Your Password Sucks!

Monday, April 2nd, 2007
by usrbingeek

I bet you’re using your partner, child, or pet’s name, maybe followed by a number as your password. And, if you’re using the same weak password everywhere you might as well get it over with now and just hand over your wallet to a malicious hacker. Oh and you don’t need to bother telling them your ATM pin code as they can guess that too!

One Man’s Blog is explaining in How I’d Hack Your Weak Passwords and odds are, once someone has one password, they typically have access to everything, as most people don’t use different passwords for every web site and service like they should.

Everyone should be using complicated passwords, yes that are impossible to remember, and you must use different passwords for each and every web site. I know this sounds impossible to do but it’s not once you get used to it.

The best passwords use a combination of lower case and upper case letters with numbers mixed in. Avoid using names, phrases, or words as the more random the password and longer it is, is the longer it takes someone to crack it using password crackers.

Once you start practicing this you’ll need a way to securely keep track of all your passwords. The best way to do this is to put them in an encrypted file and keep it backed up on a USB key and/or PDA. Once you have all your passwords encrypted safely, you only need to remember the one password for it and can then copy and paste your password each time you need it.

Mac users have Keychain which is included in Mac OS X. If you’re a Windows user, I recommend eWallet which syncs with most PDAs and Smartphones.

It is not a good idea to let your browser store your passwords as most malware emails those stored passwords to the malware author immediately upon infection.

[via Lifehacker]

Tags: password, passwords, password manager, ewallet, password managers, keychain, ewallet, security, encryption, malware

10 Comments

Syaf The Geek

April 2nd, 2007
at 9:15pm

Since creating a password is complicated nowadays, user should combine numbers and letters to make it hard to crack or guess. Damn it is hard, I admit it hehehe.

Anonymous

April 3rd, 2007
at 4:05am

Generally I do not post these comments but I cannot resist giving a little bit of advice here.

For those of you who struggle to come up with decent passwords, try this. Come up with a sentence something like, “I work at JC Pennys in Atlanta Georgia.”

To make a very strong password that is easy to remember, take the 1st letter of each word in that sentence and use it as your password. In the example above this would equate to “IwaJCPiAG”. Feel free to add a * or a & to the end of your password for even greater strength.

Good luck!

Regards,

Anonymous

Hogan

April 4th, 2007
at 7:22am

Paranoid Propaganda! Funny I have been using the same passwords for 15 years, on my webserver, mailserver, FTP, all admin logins, everywhere. NOT once have I had it jeapordized.

FEAR FEAR FEAR! Sells better than SEX!

Albrecht Gorthog

April 4th, 2007
at 10:17am

A technique that works well for me is to use the first letter of each word in a short nonsense phrase followed by a number and the domain name of the site requiring the password. For example, at www.abc.com I would combine the first letter of each word in ‘My dog has fleas’ with the year I my dog was born (2001) and the domain name, resulting in the following secure password: Mdhf01abc.

JT

April 4th, 2007
at 1:01pm

Change your passwords now.

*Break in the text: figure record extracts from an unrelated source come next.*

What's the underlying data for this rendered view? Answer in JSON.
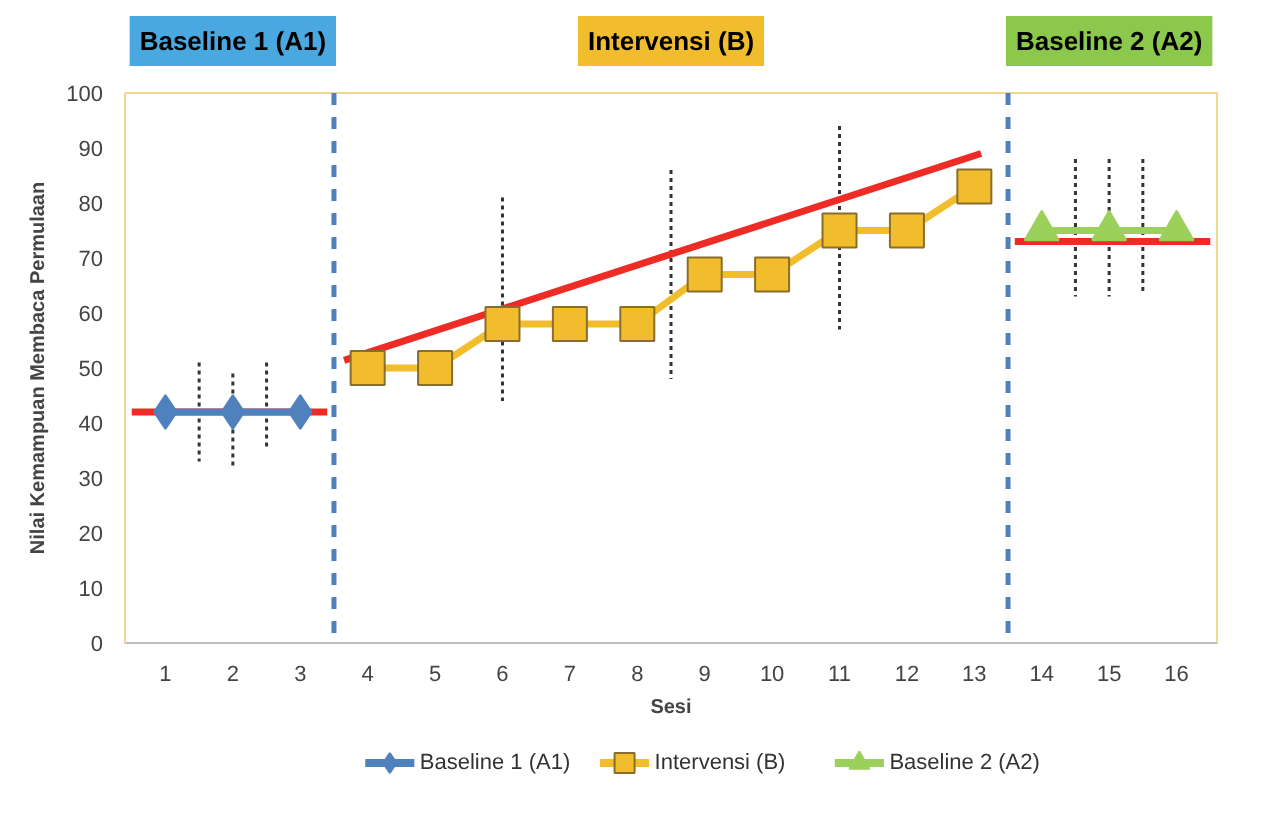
{
  "chart_data": {
    "type": "line",
    "xlabel": "Sesi",
    "ylabel": "Nilai Kemampuan Membaca Permulaan",
    "annotations": [
      "Baseline 1 (A1)",
      "Intervensi (B)",
      "Baseline 2 (A2)"
    ],
    "xlim": [
      0.4,
      16.6
    ],
    "xticks": [
      1,
      2,
      3,
      4,
      5,
      6,
      7,
      8,
      9,
      10,
      11,
      12,
      13,
      14,
      15,
      16
    ],
    "ylim": [
      0,
      100
    ],
    "yticks": [
      0,
      10,
      20,
      30,
      40,
      50,
      60,
      70,
      80,
      90,
      100
    ],
    "grid": false,
    "legend": "bottom",
    "ref_lines": [
      {
        "axis": "x",
        "value": 3.5,
        "color": "#4f81bd",
        "line_style": "dashed"
      },
      {
        "axis": "x",
        "value": 13.5,
        "color": "#4f81bd",
        "line_style": "dashed"
      }
    ],
    "series": [
      {
        "name": "Baseline 1 (A1)",
        "color": "#4f81bd",
        "marker": "diamond",
        "x": [
          1,
          2,
          3
        ],
        "values": [
          42,
          42,
          42
        ]
      },
      {
        "name": "Intervensi (B)",
        "color": "#f2bd2c",
        "marker": "square",
        "x": [
          4,
          5,
          6,
          7,
          8,
          9,
          10,
          11,
          12,
          13
        ],
        "values": [
          50,
          50,
          58,
          58,
          58,
          67,
          67,
          75,
          75,
          83
        ]
      },
      {
        "name": "Baseline 2 (A2)",
        "color": "#9bd15a",
        "marker": "triangle",
        "x": [
          14,
          15,
          16
        ],
        "values": [
          75,
          75,
          75
        ]
      },
      {
        "type": "line",
        "color": "#333333",
        "line_style": "dotted",
        "marker": "none",
        "x": [
          1.5,
          1.5,
          null,
          2,
          2,
          null,
          2.5,
          2.5,
          null,
          6,
          6,
          null,
          8.5,
          8.5,
          null,
          11,
          11,
          null,
          14.5,
          14.5,
          null,
          15,
          15,
          null,
          15.5,
          15.5
        ],
        "values": [
          51,
          33,
          null,
          49,
          32,
          null,
          51,
          35,
          null,
          81,
          44,
          null,
          86,
          48,
          null,
          94,
          57,
          null,
          88,
          63,
          null,
          88,
          63,
          null,
          88,
          64
        ]
      },
      {
        "type": "line",
        "color": "#ee2b24",
        "marker": "none",
        "x": [
          0.5,
          3.4
        ],
        "values": [
          42,
          42
        ]
      },
      {
        "type": "line",
        "color": "#ee2b24",
        "marker": "none",
        "x": [
          3.65,
          13.1
        ],
        "values": [
          51.4,
          89
        ]
      },
      {
        "type": "line",
        "color": "#ee2b24",
        "marker": "none",
        "x": [
          13.6,
          16.5
        ],
        "values": [
          73,
          73
        ]
      }
    ]
  }
}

Check out this site for states on how fast they can be cracked.

http://www.lockdown.co.uk/?pg=combi&s=articles

You’ve been warned!

How to Choose a Password That Doesn’t Suck

April 5th, 2007
at 2:09pm

[…] In “Your Password Sucks!“, Steve Mermelstein laments over bad passwords, and offers some suggestions for composing and remembering better ones. “Once you start practicing this you’ll need a way to securely keep track of all your passwords. … Mac users have Keychain which is included in Mac OS X. If you’re a Windows user, I recommend eWallet which syncs with most PDAs and Smartphones. […]

Julie

April 6th, 2007
at 12:31pm

Hi,

I just wanted to say thanks for recommending eWallet, and to also let you know that there’s a built-in password generator in eWallet that can help you make good passwords, so your passwords will never have to suck again!

There’s even a web version of the password generator that you can find here: http://www.passbuilder.com

Thanks again,
Julie Van De Water
Ilium Software

Bhavz

April 20th, 2007
at 7:50pm

One other way to fo about securing your passwords is using a Password Manager. I particulary like the Free
Password Manager by Billeo, it comes with some neat features, I have been using it for 2 years now, and it works well.

Chris

May 17th, 2007
at 6:15am

I’ve come up with a slightly different approach. I use made-up words with easy-to-remember sounds, then, just to be sure, I google these words to make sure there are no hits. Then to be even more sure, I throw some numbers in that look like the letters, like the l33t gamers do, as in “pa55w0rd”. After all that, with a few simple mnemonic devices, I can remember all these passwords easily, and I don’t need a keychain or a bunch of scraps of paper in my wallet.